A quenching/diffusion analytical model has been developed for predicting the wall temperature and wall heat flux behind bubbles sliding in a confined narrow channel. The model is based on the concept of a well-mixed liquid region that enhances the heat transfer near the heated wall behind the bubble. Heat transfer in the liquid is treated as a one-dimensional transient conduction process until the flow field recovers back to its undisturbed level prior to bubble passage.

The model is compared to experimental heat transfer results obtained in a high-aspect-ratio (1.2×23mm) rectangular, horizontal channel with one wide wall forming a uniform-heat-generation boundary and the other designed for optical access to the flow field. The working fluid was Novec™ 649. A thermochromic liquid crystal coating was applied to the outside of the uniform-heat-generation boundary, so that wall temperature variations could be obtained and heat transfer coefficients and Nusselt numbers could be obtained. The experiments were focused on high inlet subcooling, typically 15–50°C.

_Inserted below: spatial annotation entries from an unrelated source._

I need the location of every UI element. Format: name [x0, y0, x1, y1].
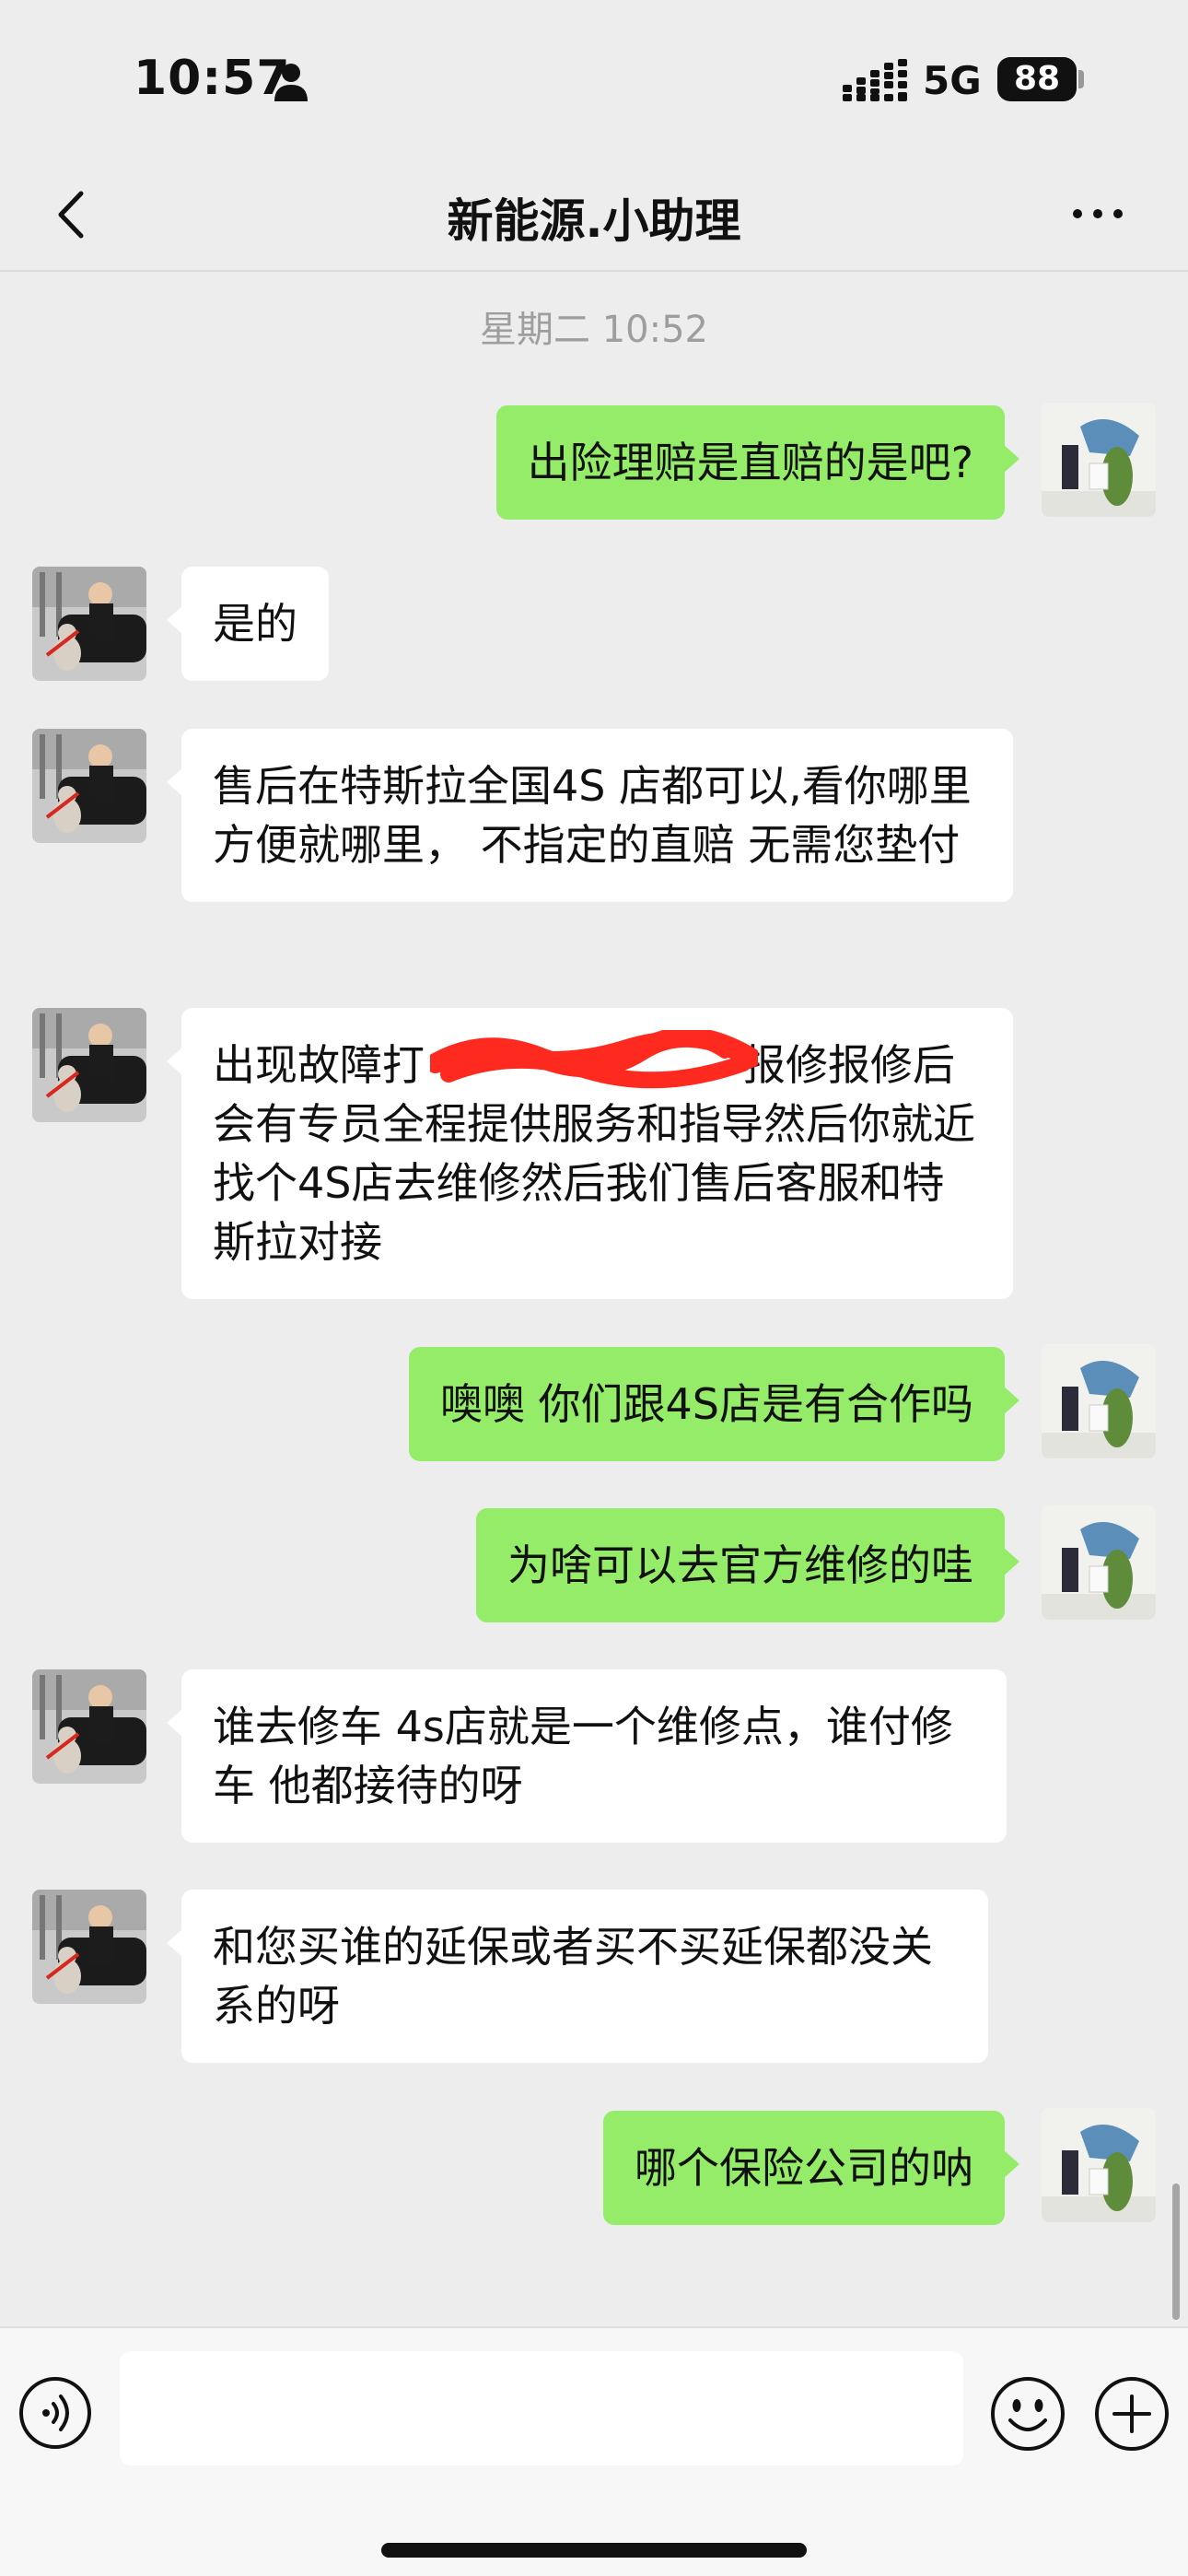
- message-bubble-incoming[interactable]: 和您买谁的延保或者买不买延保都没关系的呀: [167, 1890, 988, 2063]
- my-avatar[interactable]: [1042, 403, 1156, 517]
- assistant-avatar[interactable]: [32, 729, 146, 843]
- chat-timestamp: 星期二 10:52: [480, 309, 708, 351]
- message-bubble-incoming[interactable]: 出现故障打 报修报修后会有专员全程提供服务和指导然后你就近找个4S店去维修然后我们…: [167, 1008, 1013, 1299]
- message-bubble-incoming[interactable]: 售后在特斯拉全国4S 店都可以,看你哪里方便就哪里， 不指定的直赔 无需您垫付: [167, 729, 1013, 902]
- assistant-avatar[interactable]: [32, 1890, 146, 2004]
- message-text-before: 出现故障打: [213, 1040, 425, 1090]
- home-indicator: [381, 2543, 807, 2558]
- person-icon: [274, 64, 308, 101]
- input-bar: [0, 2326, 1188, 2576]
- battery-tip: [1078, 70, 1084, 88]
- message-bubble-incoming[interactable]: 谁去修车 4s店就是一个维修点，谁付修车 他都接待的呀: [167, 1669, 1007, 1843]
- message-bubble-outgoing[interactable]: 哪个保险公司的呐: [603, 2111, 1019, 2225]
- battery-indicator: 88: [997, 57, 1077, 101]
- network-label: 5G: [923, 58, 982, 103]
- emoji-icon[interactable]: [990, 2376, 1066, 2452]
- my-avatar[interactable]: [1042, 1344, 1156, 1458]
- my-avatar[interactable]: [1042, 2108, 1156, 2222]
- assistant-avatar[interactable]: [32, 567, 146, 681]
- redaction-scribble: [430, 1030, 758, 1089]
- chat-title: 新能源.小助理: [447, 194, 741, 248]
- message-bubble-outgoing[interactable]: 为啥可以去官方维修的哇: [476, 1508, 1019, 1622]
- plus-icon[interactable]: [1094, 2376, 1170, 2452]
- status-bar: 10:57 5G 88: [0, 0, 1188, 157]
- signal-dots-icon: [843, 59, 907, 101]
- message-input[interactable]: [120, 2351, 963, 2465]
- message-bubble-incoming[interactable]: 是的: [167, 567, 329, 681]
- message-bubble-outgoing[interactable]: 出险理赔是直赔的是吧?: [495, 405, 1020, 520]
- my-avatar[interactable]: [1042, 1505, 1156, 1620]
- assistant-avatar[interactable]: [32, 1669, 146, 1784]
- assistant-avatar[interactable]: [32, 1008, 146, 1122]
- nav-bar: 新能源.小助理: [0, 157, 1188, 272]
- chat-scrollbar[interactable]: [1172, 2184, 1180, 2320]
- status-time: 10:57: [134, 51, 291, 106]
- message-bubble-outgoing[interactable]: 噢噢 你们跟4S店是有合作吗: [408, 1347, 1020, 1461]
- voice-icon[interactable]: [18, 2376, 92, 2450]
- chevron-left-icon[interactable]: [48, 182, 92, 247]
- more-dots-icon[interactable]: [1068, 195, 1127, 232]
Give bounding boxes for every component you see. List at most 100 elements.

The model is able to capture the elevated heat transfer rates measured in the channel without the need to consider nucleate boiling from the surface or microlayer evaporation from the sliding bubbles. Surface temperatures and wall heat fluxes were estimated for 17 different experimental conditions using the proposed model. Results agreed with the measured values within ±15% accuracy. The insight gathered from comparing the results of the proposed model to experimental results provides the basis for a better understanding of the physics of subcooled bubbly flow in narrow channels.